Comment prétendre de la bonne santé d’un pays lorsque l’ensemble des institutions de celui-ci sont en faillite, même ses tribunaux le sont. De ce fait, comment voulez-vous qu’une justice efficace ait lieu si elle ne dispose pas des moyens de rendre justice. Combien de vices de procédures et de délais qui ne sont pas respectés par manque d’argent? Petit exemple avec le tribunal de Vannes qui malheureusement est loin, très loin d’être le seul dans cette situation.

Factures impayées, retard de quatre mois pour justice-deadrégler des prestataires, le tribunal de Vannes a du mal à joindre les deux bouts. En Bretagne, il n’est pas le seul à tirer la sonnette d’alarme.

Alors qu’en cette fin du mois de septembre les effectifs sont au complet, le tribunal de Vannes n’a pourtant pas le sourire.

Véronique Marmorat, la présidente, ne cache pas ses inquiétudes quant à la manière dont la chancellerie et l’État dotent les tribunaux. « Ils ne dotent pas les tribunaux en fonction des besoins mais en fonction des ratios. C’est du grand n’importe quoi », s’insurge la première magistrate de Vannes.

Conséquence, depuis plusieurs mois, c’est l’hécatombe. Le tribunal de Vannes n’arrive plus à payer ses factures.

16 000 € impayés à la Poste

Sur le bureau de la greffière en chef, des factures impayées de la Poste, d’un montant total de 16 000 €. Une dette qui sera forcément imputée sur le budget 2017. « À partir du mois d’octobre, on ne pourra payer nos fournisseurs qu’en février ou mars 2017 », ajoute Véronique Marmorat.

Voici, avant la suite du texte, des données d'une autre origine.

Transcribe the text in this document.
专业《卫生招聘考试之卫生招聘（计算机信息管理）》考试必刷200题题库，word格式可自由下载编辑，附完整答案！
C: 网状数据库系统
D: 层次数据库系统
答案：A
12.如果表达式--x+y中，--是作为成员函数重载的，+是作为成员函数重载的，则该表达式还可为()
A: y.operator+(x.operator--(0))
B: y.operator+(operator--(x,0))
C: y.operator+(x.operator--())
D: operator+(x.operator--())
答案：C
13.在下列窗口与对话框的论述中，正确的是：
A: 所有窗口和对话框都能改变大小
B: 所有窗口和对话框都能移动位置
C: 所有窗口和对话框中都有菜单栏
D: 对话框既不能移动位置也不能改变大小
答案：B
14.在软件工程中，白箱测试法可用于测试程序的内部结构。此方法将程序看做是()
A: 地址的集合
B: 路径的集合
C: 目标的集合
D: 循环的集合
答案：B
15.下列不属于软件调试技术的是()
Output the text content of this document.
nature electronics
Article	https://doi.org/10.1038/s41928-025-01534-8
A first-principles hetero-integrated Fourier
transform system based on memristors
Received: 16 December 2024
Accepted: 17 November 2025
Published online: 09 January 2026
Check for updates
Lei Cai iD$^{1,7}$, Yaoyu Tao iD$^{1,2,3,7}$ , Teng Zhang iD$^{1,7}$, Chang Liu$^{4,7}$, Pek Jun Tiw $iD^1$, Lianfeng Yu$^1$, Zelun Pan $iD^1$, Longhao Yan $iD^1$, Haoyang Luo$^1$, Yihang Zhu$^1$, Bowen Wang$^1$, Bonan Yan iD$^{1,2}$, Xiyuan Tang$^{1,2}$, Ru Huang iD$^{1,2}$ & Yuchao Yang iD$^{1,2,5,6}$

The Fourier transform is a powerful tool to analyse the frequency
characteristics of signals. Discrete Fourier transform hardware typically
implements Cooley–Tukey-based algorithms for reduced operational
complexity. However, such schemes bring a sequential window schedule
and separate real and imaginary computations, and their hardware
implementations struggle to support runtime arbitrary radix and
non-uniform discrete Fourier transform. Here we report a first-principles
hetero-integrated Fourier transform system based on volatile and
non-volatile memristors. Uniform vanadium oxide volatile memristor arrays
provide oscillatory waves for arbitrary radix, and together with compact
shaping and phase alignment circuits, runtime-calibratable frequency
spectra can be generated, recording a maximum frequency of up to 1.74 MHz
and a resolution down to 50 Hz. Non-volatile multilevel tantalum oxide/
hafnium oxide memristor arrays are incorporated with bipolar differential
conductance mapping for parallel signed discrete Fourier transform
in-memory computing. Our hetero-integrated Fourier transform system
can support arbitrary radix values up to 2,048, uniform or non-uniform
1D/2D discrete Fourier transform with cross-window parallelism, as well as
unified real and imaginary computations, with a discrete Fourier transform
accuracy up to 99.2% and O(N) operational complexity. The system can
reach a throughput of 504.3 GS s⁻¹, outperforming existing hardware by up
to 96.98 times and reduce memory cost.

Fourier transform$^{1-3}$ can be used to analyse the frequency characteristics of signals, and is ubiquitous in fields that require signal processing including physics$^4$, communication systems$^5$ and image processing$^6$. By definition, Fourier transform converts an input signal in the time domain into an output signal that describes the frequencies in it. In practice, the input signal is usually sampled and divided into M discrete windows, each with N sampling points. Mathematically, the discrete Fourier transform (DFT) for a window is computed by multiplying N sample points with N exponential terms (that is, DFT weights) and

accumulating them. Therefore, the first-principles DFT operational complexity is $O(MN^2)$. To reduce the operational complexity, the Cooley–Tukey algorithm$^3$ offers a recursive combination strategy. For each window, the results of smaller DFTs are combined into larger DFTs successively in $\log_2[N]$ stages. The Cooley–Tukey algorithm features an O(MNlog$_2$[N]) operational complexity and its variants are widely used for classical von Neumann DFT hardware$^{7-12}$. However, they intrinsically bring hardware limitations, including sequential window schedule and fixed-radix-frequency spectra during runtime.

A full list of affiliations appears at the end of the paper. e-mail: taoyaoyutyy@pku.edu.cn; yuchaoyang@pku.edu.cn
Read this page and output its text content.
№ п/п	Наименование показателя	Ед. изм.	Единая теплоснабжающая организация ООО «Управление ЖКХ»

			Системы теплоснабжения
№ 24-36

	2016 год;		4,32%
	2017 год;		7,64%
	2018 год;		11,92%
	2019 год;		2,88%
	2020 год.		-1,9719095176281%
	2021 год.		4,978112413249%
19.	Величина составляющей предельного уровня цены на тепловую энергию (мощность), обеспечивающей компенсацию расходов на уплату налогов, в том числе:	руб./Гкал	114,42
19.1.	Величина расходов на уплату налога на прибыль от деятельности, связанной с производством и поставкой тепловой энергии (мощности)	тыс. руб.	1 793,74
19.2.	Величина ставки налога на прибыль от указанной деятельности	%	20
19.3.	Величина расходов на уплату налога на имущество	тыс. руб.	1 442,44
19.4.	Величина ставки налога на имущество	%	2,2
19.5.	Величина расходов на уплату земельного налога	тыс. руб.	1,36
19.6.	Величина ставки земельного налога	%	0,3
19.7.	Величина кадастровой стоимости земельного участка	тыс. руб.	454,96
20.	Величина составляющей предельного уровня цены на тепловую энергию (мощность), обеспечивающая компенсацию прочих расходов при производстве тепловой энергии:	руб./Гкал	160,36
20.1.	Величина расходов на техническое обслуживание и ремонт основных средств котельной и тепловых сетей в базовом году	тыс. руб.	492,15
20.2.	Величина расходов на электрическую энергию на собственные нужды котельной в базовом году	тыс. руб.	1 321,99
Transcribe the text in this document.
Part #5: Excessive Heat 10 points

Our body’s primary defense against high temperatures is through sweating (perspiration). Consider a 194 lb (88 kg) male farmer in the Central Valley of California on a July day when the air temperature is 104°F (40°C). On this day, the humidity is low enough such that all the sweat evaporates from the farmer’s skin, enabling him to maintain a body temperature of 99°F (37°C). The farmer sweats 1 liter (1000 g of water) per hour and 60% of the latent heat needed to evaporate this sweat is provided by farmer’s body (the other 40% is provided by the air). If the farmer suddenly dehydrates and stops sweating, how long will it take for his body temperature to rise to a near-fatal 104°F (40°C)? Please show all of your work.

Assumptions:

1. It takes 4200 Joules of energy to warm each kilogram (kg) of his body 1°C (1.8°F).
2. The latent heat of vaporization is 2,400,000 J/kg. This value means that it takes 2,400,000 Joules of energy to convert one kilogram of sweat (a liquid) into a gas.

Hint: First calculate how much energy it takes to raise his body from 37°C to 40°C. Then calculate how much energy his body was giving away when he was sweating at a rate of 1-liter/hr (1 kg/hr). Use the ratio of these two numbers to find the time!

L’électricité, le gaz, les fournitures de bureau, l’essence, « nous avons des impayés pour tout ce qui concerne les frais de fonctionnement du tribunal.

Du coup, c’est de la véritable cavalerie car on ne paie pas l’un pour pouvoir payer l’autre ».

Un huissier de justice s’est même rendu dans un tribunal breton pour couper le gaz, « mais heureusement, il n’est pas allé jusqu’au bout », soupire la présidente.

En 2016, le tribunal vannetais a reçu une dotation de l’État de 165 400 €. Et chaque année, il baisse de 10 à 15 %. « Rien que pour l’affranchissement, nous avons une facture de 50 000 €. Pour les frais de gardiennage, c’est 16 500 € », comptabilise la présidente.

À cela, s’ajoutent les frais d’archivage et de collecte, la destruction des scellés ou encore le carburant. « Clairement, l’État ne donne pas à la Justice le moyen de fonctionner correctement », lâche la présidente.

Dans les couloirs, on reconnaît, à demi-mot, le malaise qui règne. « Comment juger des commerçants en délicatesse, créanciers de l’État, alors même que le tribunal lui-même ne peut pas payer ses factures ? Le taux de crédibilité est alors égal à zéro », lance un avocat vannetais.